Henry thought they probably went back to LA too, but he didn’t dare say so. He refilled his glass again and decided he was not going to think about things from his world showing up in Vallo. Nah, that was an Orange County thing and he wasn’t getting any weird Dreams here…
Henry set the bottle down and gave Leon a frown. “I’m sorry,” he said. “You came here for help with your new set of memories and I haven’t exactly been helpful.”
Leon waved a hand dismissively,. “I just needed to get it all off my chest,” he said. “I don’t know how anyone can be helpful with shit like this but…” he shrugged. “I don’t know, it’s just nice to have someone around who just fucking gets it.”
He massaged the bridge of his nose. He could have screamed at how unfair it was that he didn’t remember Revy until she was gone, but he’d already bitched about it to Henry; he wasn’t about to beat a dead horse. Instead, he sighed, and knocked back the rest of the liquor in his cup. “Thanks for listening,” he said after a minute. “I should get out of your hair.”

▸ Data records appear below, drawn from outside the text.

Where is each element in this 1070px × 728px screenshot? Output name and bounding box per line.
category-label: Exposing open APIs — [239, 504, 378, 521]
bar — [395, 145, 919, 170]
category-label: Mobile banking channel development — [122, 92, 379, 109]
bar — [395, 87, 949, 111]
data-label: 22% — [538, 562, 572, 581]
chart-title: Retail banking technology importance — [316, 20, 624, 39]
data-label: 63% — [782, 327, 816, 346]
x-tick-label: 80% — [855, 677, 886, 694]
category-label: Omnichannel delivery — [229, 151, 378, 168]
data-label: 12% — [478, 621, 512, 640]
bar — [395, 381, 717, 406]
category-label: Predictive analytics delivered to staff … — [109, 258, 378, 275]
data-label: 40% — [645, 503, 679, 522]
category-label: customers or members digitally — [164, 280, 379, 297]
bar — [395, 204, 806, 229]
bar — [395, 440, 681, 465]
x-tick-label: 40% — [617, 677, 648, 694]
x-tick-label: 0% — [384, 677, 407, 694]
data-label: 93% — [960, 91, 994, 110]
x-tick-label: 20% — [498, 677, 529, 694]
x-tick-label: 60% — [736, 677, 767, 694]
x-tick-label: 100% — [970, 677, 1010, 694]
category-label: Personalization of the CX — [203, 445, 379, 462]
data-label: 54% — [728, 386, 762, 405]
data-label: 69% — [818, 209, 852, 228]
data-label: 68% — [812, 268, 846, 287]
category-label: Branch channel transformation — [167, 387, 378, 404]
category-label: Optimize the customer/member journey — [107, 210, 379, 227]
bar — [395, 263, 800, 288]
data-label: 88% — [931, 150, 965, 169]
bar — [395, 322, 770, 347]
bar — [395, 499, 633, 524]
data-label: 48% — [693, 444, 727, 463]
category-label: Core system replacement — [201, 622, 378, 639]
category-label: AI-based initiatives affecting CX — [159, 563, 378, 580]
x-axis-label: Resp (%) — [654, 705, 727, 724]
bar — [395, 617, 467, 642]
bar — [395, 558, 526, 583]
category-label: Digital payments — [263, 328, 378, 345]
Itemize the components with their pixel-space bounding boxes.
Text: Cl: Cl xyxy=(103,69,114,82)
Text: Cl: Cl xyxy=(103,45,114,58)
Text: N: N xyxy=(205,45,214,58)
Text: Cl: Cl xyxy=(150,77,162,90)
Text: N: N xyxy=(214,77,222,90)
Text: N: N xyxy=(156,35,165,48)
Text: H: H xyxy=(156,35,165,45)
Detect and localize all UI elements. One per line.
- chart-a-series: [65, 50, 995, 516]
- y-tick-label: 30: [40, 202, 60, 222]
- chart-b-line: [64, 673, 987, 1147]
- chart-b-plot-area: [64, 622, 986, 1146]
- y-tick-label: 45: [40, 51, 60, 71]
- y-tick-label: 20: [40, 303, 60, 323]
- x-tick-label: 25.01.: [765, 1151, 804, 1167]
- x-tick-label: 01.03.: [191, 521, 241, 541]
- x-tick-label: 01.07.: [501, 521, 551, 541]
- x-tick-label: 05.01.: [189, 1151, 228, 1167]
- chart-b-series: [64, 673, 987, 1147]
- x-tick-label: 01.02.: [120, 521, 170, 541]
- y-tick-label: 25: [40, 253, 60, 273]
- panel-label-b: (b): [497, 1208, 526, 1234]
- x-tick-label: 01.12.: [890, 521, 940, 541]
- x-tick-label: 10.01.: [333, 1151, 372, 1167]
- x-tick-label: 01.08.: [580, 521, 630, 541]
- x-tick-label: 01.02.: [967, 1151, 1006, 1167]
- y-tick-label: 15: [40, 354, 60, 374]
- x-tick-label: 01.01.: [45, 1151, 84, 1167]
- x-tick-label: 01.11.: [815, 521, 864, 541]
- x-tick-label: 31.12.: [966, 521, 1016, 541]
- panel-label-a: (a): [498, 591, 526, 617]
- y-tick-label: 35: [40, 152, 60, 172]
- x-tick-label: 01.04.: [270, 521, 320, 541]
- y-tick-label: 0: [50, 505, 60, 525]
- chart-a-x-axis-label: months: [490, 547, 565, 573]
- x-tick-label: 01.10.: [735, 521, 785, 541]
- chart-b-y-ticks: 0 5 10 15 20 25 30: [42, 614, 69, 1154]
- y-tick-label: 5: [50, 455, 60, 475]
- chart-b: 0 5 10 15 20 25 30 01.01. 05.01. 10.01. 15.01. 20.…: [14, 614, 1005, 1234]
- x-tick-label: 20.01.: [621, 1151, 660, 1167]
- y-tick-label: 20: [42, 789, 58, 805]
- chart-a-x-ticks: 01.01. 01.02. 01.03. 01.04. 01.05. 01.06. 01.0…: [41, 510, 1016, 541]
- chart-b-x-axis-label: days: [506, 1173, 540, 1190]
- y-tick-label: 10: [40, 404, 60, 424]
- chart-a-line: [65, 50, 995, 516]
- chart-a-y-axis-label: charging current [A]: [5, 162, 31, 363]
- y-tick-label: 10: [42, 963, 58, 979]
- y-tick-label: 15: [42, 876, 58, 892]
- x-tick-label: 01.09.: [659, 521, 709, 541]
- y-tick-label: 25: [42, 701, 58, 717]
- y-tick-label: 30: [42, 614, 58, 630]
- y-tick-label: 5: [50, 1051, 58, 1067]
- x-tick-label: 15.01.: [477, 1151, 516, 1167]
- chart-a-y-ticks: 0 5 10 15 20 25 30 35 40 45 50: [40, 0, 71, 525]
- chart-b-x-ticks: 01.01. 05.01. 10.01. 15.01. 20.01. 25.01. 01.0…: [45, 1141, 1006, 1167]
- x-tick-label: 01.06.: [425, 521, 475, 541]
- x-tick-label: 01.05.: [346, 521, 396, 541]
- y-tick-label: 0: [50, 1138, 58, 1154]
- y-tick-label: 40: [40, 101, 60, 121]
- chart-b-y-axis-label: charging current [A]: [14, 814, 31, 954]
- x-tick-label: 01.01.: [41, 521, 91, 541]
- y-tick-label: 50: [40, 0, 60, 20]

Henry and Leon may not have been close buddies in Orange County, but Henry had always liked him. He liked this version of Leon too. “Don’t worry about it. My doors always open if you need to talk or whatever,” he said, motioning with his glass towards the door. “It’s a lot to take in. If you wanna hang out and just shoot the shit that’s fine.” He shrugged. “It’s not like I’m in a rush to get anywhere.”
Leon thought about it for a moment, and then settled into the couch. It wasn’t like he had anywhere to go either, other than somewhere to sit alone, and this, frankly, beat that. He’d been spending too much time isolating lately.
“Alright,” he said. “I can probably stay for a couple more.”